Eli Lotar(1905 – 1969) (exposition)

Eli Lotar(1905 – 1969) (exposition)

Révision des poncifs

Acteur majeur de La Nouvelle Vision et de la modernité photographique à la fois esthétique et politique, Eli Lotar est devenu un maître du cinéma documentaire et de la photographie des paysages urbains, industriels, ses portraits se caractérisant par des prises spécifiques et rapprochées. Il est arrivé de Roumanie en France en 1924, ami de Germaine Krull qui lui apprend son métier et très vite des surréalistes : il devient très vite l’un des tous premiers photographes de l’avant-garde parisienne et il publie dans Vu, Jazz, Arts et métiers graphiques puis participe à de nombreuses expositions internationales engagées.
Il travaille ensuite avec de nombreux écrivains (Jacques, Antonin Artaud, Roger Vitrac) et des réalisateurs (Joris Ivens, Luis Buñuel) intéressés par le contexte politique et social de l’époque. Sa reconnaissance au sein des avant-gardes fut tardive. C’est seulement au début des années 1990 qu’une première rétrospective lui est consacrée au Centre Pompidou. Mais peu à peu l’artiste est replacé à sa juste place.

L’exposition organisée en 5 sections thématiques rassemble plus de cent tirages originaux et de nombreux documents (livres, revues, lettres, négatifs, films). Les sections Nouvelle Vision et Déambulations urbaines ramènent au début du périple de l’artiste. La troisième section est consacrée aux œuvres socialement engagées (Abattoirs, 1929) et à sa collaboration à Terre sans pain – seul film documentaire de Luis Buñuel qui illustre les conditions de vie déplorables de la région isolée et aride des Hurdes. Les deux dernières sections de l’exposition proposent les rencontres littéraires du créateur, ses voyages ainsi que des poses loufoques des personnages du théâtre Alfred Jarry,  d’Antonin Artaud et sa collaboration avec Alberto Giacometti dont Lotar sera le dernier modèle.
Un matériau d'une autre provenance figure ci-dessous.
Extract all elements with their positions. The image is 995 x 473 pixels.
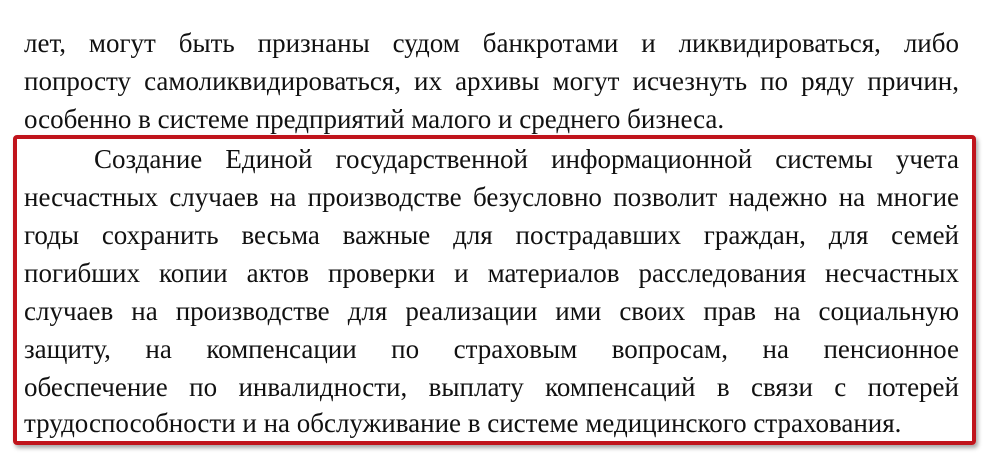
paragraph-line: защиту, на компенсации по страховым вопросам, на пенсионное	[24, 334, 959, 364]
paragraph-line: годы сохранить весьма важные для пострадавших граждан, для семей	[24, 220, 959, 250]
paragraph-line: особенно в системе предприятий малого и среднего бизнеса.	[24, 104, 725, 134]
paragraph-line: трудоспособности и на обслуживание в системе медицинского страхования.	[24, 408, 902, 438]
paragraph-line: случаев на производстве для реализации ими своих прав на социальную	[24, 296, 959, 326]
paragraph-line: лет, могут быть признаны судом банкротами и ликвидироваться, либо	[24, 28, 959, 58]
paragraph-line: попросту самоликвидироваться, их архивы могут исчезнуть по ряду причин,	[24, 66, 959, 96]
paragraph-line: несчастных случаев на производстве безусловно позволит надежно на многие	[24, 182, 959, 212]
paragraph-line: обеспечение по инвалидности, выплату компенсаций в связи с потерей	[24, 372, 959, 402]
paragraph-line: Создание Единой государственной информационной системы учета	[94, 144, 959, 174]
paragraph-line: погибших копии актов проверки и материалов расследования несчастных	[24, 258, 959, 288]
Jamais insolent et animé d’un grand sens des responsabilités de tout artiste, Lotar developpe une vision qui dépasse largement le périmètre du surréalisme et son esthétique rappelle parfois des avancées futuristes (présence des machines par exemple). Jamais démagogue, il ne cherche pas à exploiter la misère et son travail reste un incessant appel à la liberté. Refusant tout académisme ou esprit d’école, l’artiste fait toujours preuve d’inventivité pour souligner les frises latentes et les tensions auxquelles est soumise l’Europe de l’entre deux guerres, indépendamment de tout engagement politique précisément fléché.
Les slogans tapageurs n’étaient pas de son fait. Mais il prouve combien son travail devancent ceux de « concurrents » qui n’ont été que les marionnettistes des images. Les polyphonies visuelles de Lotar ont voulu faire entendre selon diverses tonalités les bruits d’un monde en chaos et bouleversements sans user de raccourcis ou d’images – « mots » d’ordre. D’où la nécessité de redécouvrir son œuvre.

jean-paul gavard-perret

Eli Lotar (1905 – 1969), Musée du Jeu de Paume et Centre Pompidou, Paris, du 14 février au 28 mai 2017.